Prove that for all integers $n$ if $3$ | $n^2$, then $3$ | $n$.
I figured using contrapostive was the best method by using the definition "an integer $k$ is not divisible by 3 if and only if there exists an integer $k$ such that $n=3k+1$ or $n=3k+2$. Also using the definition $a$ divides $b$ written $a$|$b$ if $b=ac$ for some $c$ in integers.
Here it goes:
$$3\nmid n$$
$$3k+1=3n$$
$$\frac{3k+1}{3}=n$$
You don't need to resort to proving the contrapositive; it's possible to prove the statement directly:
If we take as given that $3$ divides (exactly) one of the three consecutive numbers $n-1$, $n$, and $n+1$, then $3$ divides their product, $(n-1)n(n+1)=n^3-n$. Now if $3$ divides $n^2$, then it also divides $n^3$, and thus it divides the difference, $n^3-(n^3-n)=n$.

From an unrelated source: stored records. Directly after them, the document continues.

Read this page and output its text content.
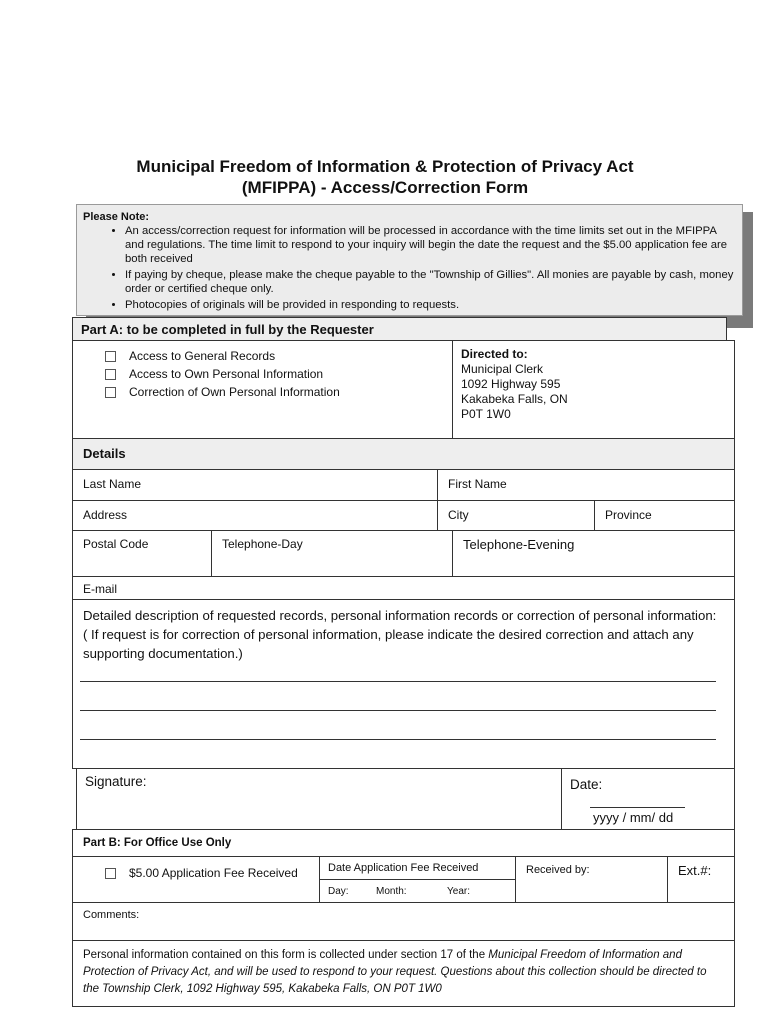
Municipal Freedom of Information & Protection of Privacy Act
(MFIPPA) - Access/Correction Form
Please Note:
• An access/correction request for information will be processed in accordance with the time limits set out in the MFIPPA and regulations. The time limit to respond to your inquiry will begin the date the request and the $5.00 application fee are both received
• If paying by cheque, please make the cheque payable to the "Township of Gillies". All monies are payable by cash, money order or certified cheque only.
• Photocopies of originals will be provided in responding to requests.
Part A: to be completed in full by the Requester
Access to General Records
Access to Own Personal Information
Correction of Own Personal Information
Directed to:
Municipal Clerk
1092 Highway 595
Kakabeka Falls, ON
P0T 1W0
Details
Last Name	First Name
Address	City	Province
Postal Code	Telephone-Day	Telephone-Evening
E-mail
Detailed description of requested records, personal information records or correction of personal information: ( If request is for correction of personal information, please indicate the desired correction and attach any supporting documentation.)
Signature:	Date:
yyyy / mm/ dd
Part B: For Office Use Only
$5.00 Application Fee Received	Date Application Fee Received
Day:	Month:	Year:
Received by:	Ext.#:
Comments:
Personal information contained on this form is collected under section 17 of the Municipal Freedom of Information and Protection of Privacy Act, and will be used to respond to your request. Questions about this collection should be directed to the Township Clerk, 1092 Highway 595, Kakabeka Falls, ON P0T 1W0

Presumably you have had the division theorem.
For $n$ and integer there exist integer $k, r$ so that $n = 3k + r$ where $0 \le r < 3$. So $r = 0, 1$ or $2$.
Can you accept that?
If $r=0$ then $3|n$.
If $r = 1$ then $n^2 = (3k + 1)^2 = 9k^2 + 6k + 1 = 3(3k^2 + 2k) + 1$ and $3\not \mid n^2$ and that's a contradiction.
If $r = 2$ then $n^2= (3k + 2)^2 = 9k^2 + 12k + 4 = 3(k^2 + 4k+ 1) + 1$ and $3\not \mid n^2$ and that's a contradiction.
So if $3|n^2$ then the only possibility is $n = 3k$ for some $k$.
I believe a simpler way is to use the unique factorization to show that for
$$n = \prod_{i \, = \, 1}^{m} p_i^{a_i} \tag{1}\label{eq1}$$
where the $p_i$ are unique primes, means that
$$n^2 = \prod_{i \, = \, 1}^{m} p_i^{2a_i} \tag{2}\label{eq2}$$
Thus, if $3 \; \vert \; n^2$, then one of the $p_i$ must be $3$, so $3 \; \vert \; n$.
Also, using your suggestion, if $n = 3k + 1$ or $n = 3k + 2$, then $n^2 = 9k^2 + 6k + 1$ or $n^2 = 9k^2 + 12k + 4$. In either case, when dividing by $3$, there is a remainder of $1$, showing that $3$ doesn't divide $n^2$. But, as $3 \; \vert \; n^2$, then $n$ cannot be either of the $2$ forms, so it must be $n = 3k$, giving that $3 \; \vert \; n$. This is an example of proving what's requested using contrapositive as it shows that if $3 \not{\vert} \; n$, then $3 \not{\vert} \; n^2$.
In If $n \mid a^2 $, what is the largest $m$ for which $m \mid a$?, I prove this result:
Given $n = \prod p_i^{a_i}$, then the largest $m$ such that $m | a$ for all $a$ such that $n | a^2$ is $m = \prod p_i^{\lceil \frac{a_i}{2}\rceil}$.
If $n$ is a prime, $3$ in this problems case, then $n = 3^1$ so $m = 3^1$ also.